В городе не было суматохи, какую думал застать Добродей. Все чинно и мирно. Люди сами впускали варягов, а те и пальцем никого не тронули. Сам Олег ждал на площади, для него невесть откуда принесли высокое кресло с резной спинкой, будто и в самом деле князь. Тут же толпились жрецы старой веры во главе с Ярооком. Рядом с Олегом неизменный Гудмунд, порядком поседевший, но ещё крепкий на вид Сьельв, чуть поодаль грузный Хорнимир и некоторые бояре из местных. Подале – стайки мальчишек, разглядывают во все глаза.

"Если спросит, скажу все как есть!" – решил Добродей, но лезть на глаза Олегу не хотелось. Остановился, к нему тут же подошли другие, неприкаянные нынче воины Осколода.

– И что говорит Новгородец? – бесцветно спросил Добродей. – Какие новости?

– Что говорит? Велел всем христианским жрецам убираться прочь и хазарским ростовщикам тоже. Сутки дал. Ослушаются – обещал прирезать.

– А они?

– Все жить хотят, – хмыкнул дружинник. – Очень. Ромеи подались на Запад. А хазары ушли через Лядскую заставу, в каганат лыжи навострили. Не, попов я бы не трогал. Они в своем тряпье на баб похожи. Но кто же с бабами воюет? А вот с хазарами – с ними разговор короткий. Да и народ как бы не против позабавиться…

– А он отпустил. До самых ворот с ними шли варяги. Охраняли, вот дурни! – возмутился кто-то рядом.

– Почему? – спросил Добродей.

– Так ведь ясно дело, и полумесяца не пробежит, как степняк в ворота детинца постучится.

– Не, они без стука. А коли и будет – так от копыт.

На площадь ворвался запыхавшийся воин. Лицо красное, глаза выпучены, дышит тяжело, жадно. Он бросился к Олегу, поклонился, затараторил. Добродей видел, как приподнялись брови Новгородца, он даже привстал, выслушивая этот доклад. Короткий взмах руки стал знаком для другого воина, который спешно снял с пояса рог и поднес его к губам.

Тяжелый, призывный звук чуть не оглушил. Казалось, весь город содрогнулся.
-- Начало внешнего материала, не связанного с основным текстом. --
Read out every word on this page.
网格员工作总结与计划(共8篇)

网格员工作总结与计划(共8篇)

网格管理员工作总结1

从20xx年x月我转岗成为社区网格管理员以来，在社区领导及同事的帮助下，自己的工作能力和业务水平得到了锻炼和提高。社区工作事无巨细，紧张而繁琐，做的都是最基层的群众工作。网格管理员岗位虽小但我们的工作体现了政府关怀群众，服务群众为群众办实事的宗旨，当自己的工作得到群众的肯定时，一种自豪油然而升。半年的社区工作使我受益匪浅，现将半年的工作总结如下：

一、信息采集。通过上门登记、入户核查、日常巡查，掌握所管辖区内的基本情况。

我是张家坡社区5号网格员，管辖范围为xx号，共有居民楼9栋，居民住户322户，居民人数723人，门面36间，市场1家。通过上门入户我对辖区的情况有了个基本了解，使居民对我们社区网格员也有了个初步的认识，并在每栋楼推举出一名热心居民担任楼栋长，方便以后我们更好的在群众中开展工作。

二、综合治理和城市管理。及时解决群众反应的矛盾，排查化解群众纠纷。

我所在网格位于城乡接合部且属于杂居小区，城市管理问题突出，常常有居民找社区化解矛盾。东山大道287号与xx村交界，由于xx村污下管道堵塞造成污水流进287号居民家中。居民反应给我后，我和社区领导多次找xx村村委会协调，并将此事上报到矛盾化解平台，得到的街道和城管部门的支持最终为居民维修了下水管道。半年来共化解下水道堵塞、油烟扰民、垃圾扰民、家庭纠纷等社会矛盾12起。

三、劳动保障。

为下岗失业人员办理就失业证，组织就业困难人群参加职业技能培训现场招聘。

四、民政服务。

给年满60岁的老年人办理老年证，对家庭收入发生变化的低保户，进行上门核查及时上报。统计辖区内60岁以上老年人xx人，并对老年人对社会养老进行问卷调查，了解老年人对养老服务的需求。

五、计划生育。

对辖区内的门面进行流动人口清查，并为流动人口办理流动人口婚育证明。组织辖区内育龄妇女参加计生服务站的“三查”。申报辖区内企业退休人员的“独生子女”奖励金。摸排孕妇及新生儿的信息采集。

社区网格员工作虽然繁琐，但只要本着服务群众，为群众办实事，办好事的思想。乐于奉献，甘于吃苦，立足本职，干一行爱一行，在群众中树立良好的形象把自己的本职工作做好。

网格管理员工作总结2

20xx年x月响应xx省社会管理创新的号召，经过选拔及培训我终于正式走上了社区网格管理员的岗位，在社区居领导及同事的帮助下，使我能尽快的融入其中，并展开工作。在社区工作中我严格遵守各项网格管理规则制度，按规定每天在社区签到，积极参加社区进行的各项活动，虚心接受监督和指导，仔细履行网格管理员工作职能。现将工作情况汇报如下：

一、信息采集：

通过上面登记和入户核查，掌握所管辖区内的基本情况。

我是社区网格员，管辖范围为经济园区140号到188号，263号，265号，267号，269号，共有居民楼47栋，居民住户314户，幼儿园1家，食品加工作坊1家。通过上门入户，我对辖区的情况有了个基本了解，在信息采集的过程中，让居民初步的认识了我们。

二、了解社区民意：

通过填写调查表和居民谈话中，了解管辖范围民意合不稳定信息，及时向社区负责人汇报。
Из домов начали выбегать растревоженные горожане, дружинники Олега тоже спешили на площадь.

Добродей с отвращением наблюдал подобострастие на лицах киевлян, удивление дружинников Осколода и суровую уверенность новгородских воинов – русов, словен, варягов.

– Говори! – бросил Олег.

И запыхавшийся воин провозгласил на всю округу:

– Свежая могила найдена. Там, на холме.

Рука говорившего взметнулась, указывая направление.

– Должно быть, она и есть, Оскольдова. Там крест вкопан, ремнями стянут. Прикажи, и мы привезем труп.

Олег поднялся. Величественный и бледный.